内容传输编码 7 位或 8 位 [英] Content Transfer Encoding 7bit or 8 bit

查看:31
本文介绍了内容传输编码 7 位或 8 位的处理方法,对大家解决问题具有一定的参考价值,需要的朋友们下面随着小编来一起学习吧!

问题描述

在发送电子邮件内容时,需要设置内容传输编码"标题.我观察到我收到的许多电子邮件的标题.一些电子邮件使用7bit",一些电子邮件使用8bit".

While sending email content, it is required to set "Content Transfer Encoding" header. I observed many headers of emails that I received. Some emails using "7bit" and some are using "8bit".

这两者有什么区别?推荐哪个?为了设置这些标题,电子邮件正文是否需要任何特殊编码?

What is the difference between these two? Which is recommended? Is there any special encoding required for email body in order to set these headers?

推荐答案

读起来可能有点密集,但是Content-Transfer-Encoding"RFC 1341 的部分包含所有详细信息:

It can be a bit dense to read, but the "Content-Transfer-Encoding" section of RFC 1341 has all of the details:

http://www.w3.org/Protocols/rfc1341/5_Content-Transfer-Encoding.html

情况越来越糟.这是我的总结:

The situation kinda goes from bad to worse. Here's my summary:

根据定义 (RFC 821),SMTP 将邮件限制为 1000 个字符的行,每行 7 位.这意味着您通过管道发送的任何字节都不能将最高有效(最高阶")位设置为1".

SMTP, by definition (RFC 821), limits mail to lines of 1000 characters of 7 bits each. That means that none of the bytes you send down the pipe can have the most significant ("highest-order") bit set to "1".

我们要发送的内容通常不会固有地遵守此限制.想想一个图像文件,或一个包含 Unicode 字符的文本文件:这些文件的字节通常将它们的第 8 位设置为1".SMTP 不允许这样做,因此您需要使用传输编码";描述您如何解决不匹配的问题.

The content that we want to send will often not obey this restriction inherently. Think of an image file, or a text file that contains Unicode characters: the bytes of these files will often have their 8th bit set to "1". SMTP doesn't allow this, so you need to use "transfer encoding" to describe how you've worked around the mismatch.

Content-Transfer-Encoding 标头的值描述了您为解决此问题而选择的规则.

The values for the Content-Transfer-Encoding header describe the rule that you've chosen to solve this problem.

7bit 仅表示我的数据仅由 US-ASCII 字符组成,每个字符仅使用低 7 位".您基本上可以保证内容中的所有字节都已遵守 SMTP 的限制,因此不需要特殊处理.您可以按原样阅读.

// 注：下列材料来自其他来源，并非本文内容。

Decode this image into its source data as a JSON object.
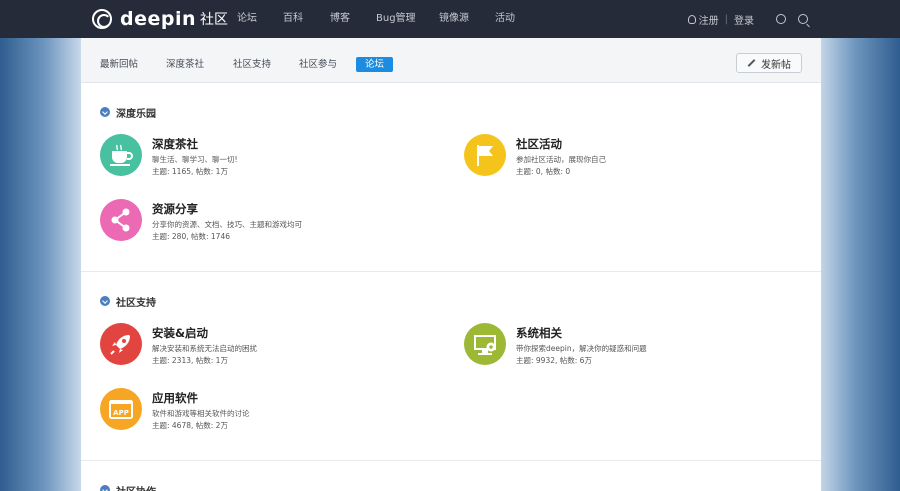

7bit simply means "My data consists only of US-ASCII characters, which only use the lower 7 bits for each character." You're basically guaranteeing that all of the bytes in your content already adhere to the restrictions of SMTP, and so it needs no special treatment. You can just read it as-is.

请注意,当您选择 7bit 时,即表示您同意内容中的所有行的长度都小于 1000 个字符.

Note that when you choose 7bit, you're agreeing that all of the lines in your content are less than 1000 characters in length.

只要您的内容遵守这些规则,7bit 是最好的传输编码,因为不需要额外的工作;您只需在字节离开管道时读/写字节.观察 7bit 内容并理解它也很容易.这里的想法是,如果你只是用纯英文文本"写作你会没事的.但 在 2005 年并非如此今天不是这样.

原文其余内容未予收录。